Les mesures principales portent sur l’abrogation intégrale de la réforme en question. Le texte prévoit de retirer les dispositions législatives qui ont instauré le nouveau mode de scrutin, et de rétablir le système antérieur, généralement fondé sur le scrutin majoritaire à un tour. Il inclut également, le cas échéant, des dispositions transitoires destinées à assurer la continuité des mandats en cours et à organiser les prochaines élections municipales selon les règles précédemment en vigueur. La proposition mentionne la nécessité d’ajuster les textes réglementaires et les circulaires administratives qui ont été modifiés pour mettre en œuvre la réforme.

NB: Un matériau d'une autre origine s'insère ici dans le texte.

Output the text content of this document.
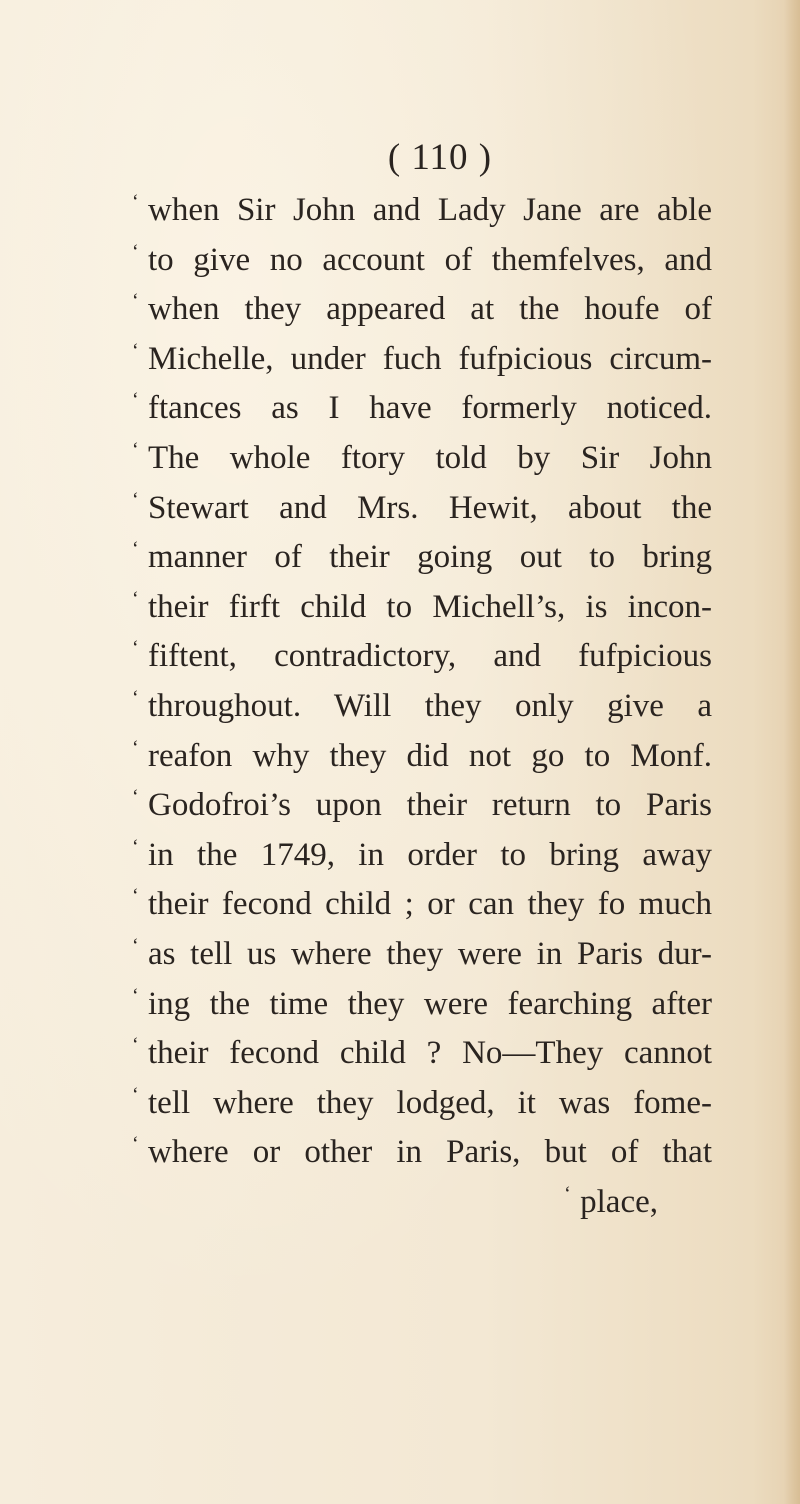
( 110 )

‘ when Sir John and Lady Jane are able
‘ to give no account of themfelves, and
‘ when they appeared at the houfe of
‘ Michelle, under fuch fufpicious circum-
‘ ftances as I have formerly noticed.
‘ The whole ftory told by Sir John
‘ Stewart and Mrs. Hewit, about the
‘ manner of their going out to bring
‘ their firft child to Michell’s, is incon-
‘ fiftent, contradictory, and fufpicious
‘ throughout. Will they only give a
‘ reafon why they did not go to Monf.
‘ Godofroi’s upon their return to Paris
‘ in the 1749, in order to bring away
‘ their fecond child ; or can they fo much
‘ as tell us where they were in Paris dur-
‘ ing the time they were fearching after
‘ their fecond child ? No—They cannot
‘ tell where they lodged, it was fome-
‘ where or other in Paris, but of that
‘ place,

Il s’agit d’une proposition de loi ordinaire, déposée à l’Assemblée nationale le 14 avril 2026 par des députés et sénateurs. Elle entre dans le cadre de la XVIIᵉ législature. Après son dépôt, le texte devra suivre le parcours législatif habituel : examen en commission, débats en séance publique, éventuelle adoption en première lecture, puis transmission au Sénat pour examen et adoption éventuelle. Le texte ne bénéficie d’aucune procédure accélérée et pourra être modifié lors des discussions parlementaires.
Le résumé ci‑dessus repose exclusivement sur le titre de la proposition de loi et les métadonnées fournies. Le contenu détaillé, les arguments avancés et les éventuelles dispositions complémentaires restent à vérifier sur le texte complet disponible sur Légifrance.
Modèle : gpt-oss-120b · Prompt : v1 · Généré le 14 mai 2026.